Theater review by Kris Vire
Neil Gaiman’s 2002 novella for young readers falls square in the subgenre of be-careful-what-you-wish-fulfillment. Young self-dubbed explorer Coraline is bored to tears in her family’s new home, a large old house that’s been chopped into flats. There are quirky adult neighbors—a squabbling pair of retired actresses on one side, an odd trainer of circus mice upstairs—but no one her own age around, and Coraline feels both hemmed in and neglected by her workaholic parents.
Her wished-for attention comes when the ominously bricked-up door to the empty flat is suddenly unbricked. On the other side, Coraline finds an eerie mirror image of her own home, complete with a smothering Other Mother and Other Father. But when things get too creepy—and Coraline discovers the souls of Other Mother’s long-previous adopted children, still trapped in this invented world—it’s up to Coraline and the local cat, who can move between worlds, to “be wise, be brave, be tricky,” and escape.

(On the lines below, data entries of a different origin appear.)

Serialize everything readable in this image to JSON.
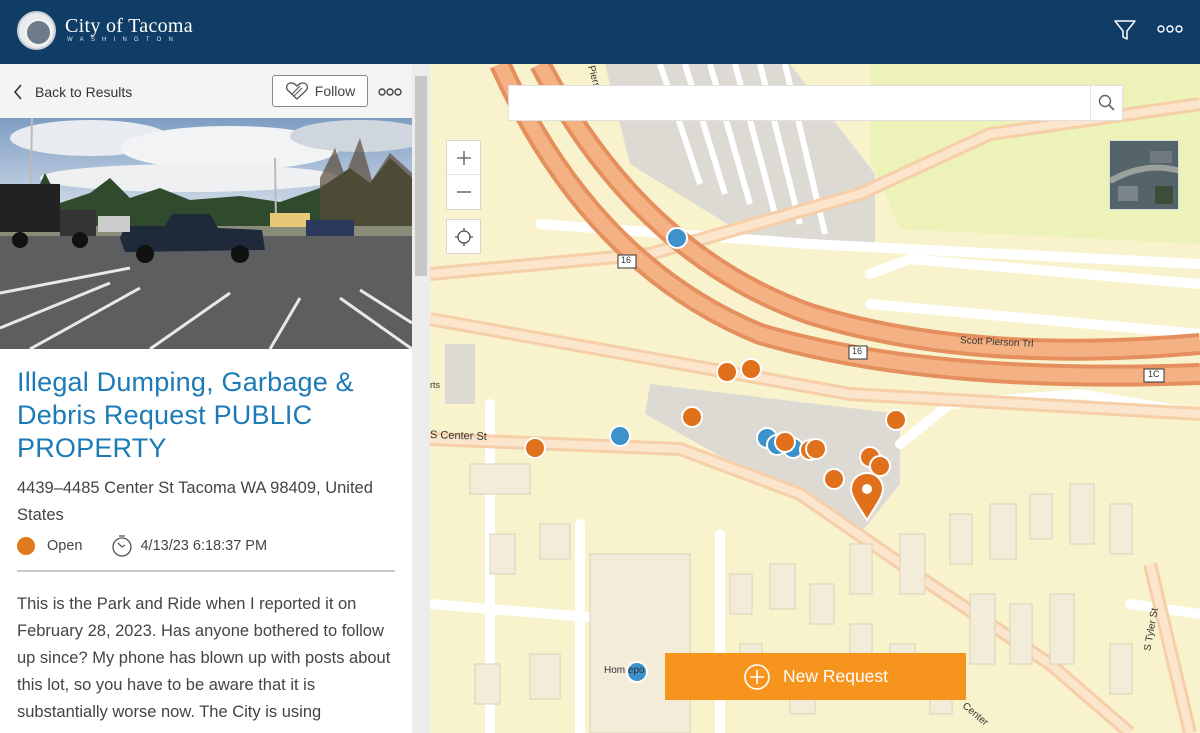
{
  "header": {
    "brand_name": "City of Tacoma",
    "brand_sub": "WASHINGTON",
    "bg_color": "#0f3d66"
  },
  "panel": {
    "back_label": "Back to Results",
    "follow_label": "Follow",
    "title": "Illegal Dumping, Garbage & Debris Request PUBLIC PROPERTY",
    "address": "4439–4485 Center St Tacoma WA 98409, United States",
    "status": "Open",
    "status_color": "#e07a1c",
    "timestamp": "4/13/23 6:18:37 PM",
    "description": "This is the Park and Ride when I reported it on February 28, 2023. Has anyone bothered to follow up since? My phone has blown up with posts about this lot, so you have to be aware that it is substantially worse now. The City is using"
  },
  "map": {
    "search_placeholder": "",
    "street_labels": {
      "center_st_w": "S Center St",
      "scott_pierson": "Scott Pierson Trl",
      "tyler": "S Tyler St",
      "center_se": "Center",
      "pierson_top": "Pierso",
      "route_16a": "16",
      "route_16b": "16",
      "exit_1c": "1C",
      "arts": "rts",
      "home_depot": "Hom      epo"
    },
    "new_request_label": "New Request",
    "accent_color": "#f7941d",
    "markers": {
      "open_color": "#e0701c",
      "closed_color": "#3d92cc"
    }
  }
}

This 2009 sort-of-musical adaptation, by musician Stephin Merritt (of the Magnetic Fields and many other monikers) and playwright David Greenspan, has its moments of inventive charm, much of which comes from Merritt’s plinky, plaintive score. The music, which mostly comes in wispy snippets rather than full songs, is written for three separate pianos: a regular upright, a toy piano and an altered, purposefully off-tune baby grand.
Director Edward Rutherford, who formed the ad hoc Black Button Eyes Productions for the purpose of producing this Chicago premiere, creates a number of striking devices: Whenever the ubiquitous fog is mentioned, for instance, it’s created by clapping chalkboard erasers; the lost souls appear out of total darkness as a trio of floating baby-doll heads, creepily lit from within.
Rutherford seems not to be grasping as desperately for twee as the original production, which cast 50-something actor Jayne Houdyshell in the preteen title role for instant whimsy. Coraline here is played by young adult newcomer Sheridan Singleton, who’s likable if not always audible. She’s surrounded by some strong talents, including Ryan Lanning evil-ing it up as Other Mother and Kevin Webb, perfectly preening as the fedora-clad cat.
Still, Rutherford hasn’t overcome the central problem of the story’s slightness. Gaiman’s imprimatur aside, Coraline’s story is not greatly distinguishable from dozens of others like it. And writer Greenspan hasn’t so much adapted it for the stage as staged a reading. It’s tricky, indeed.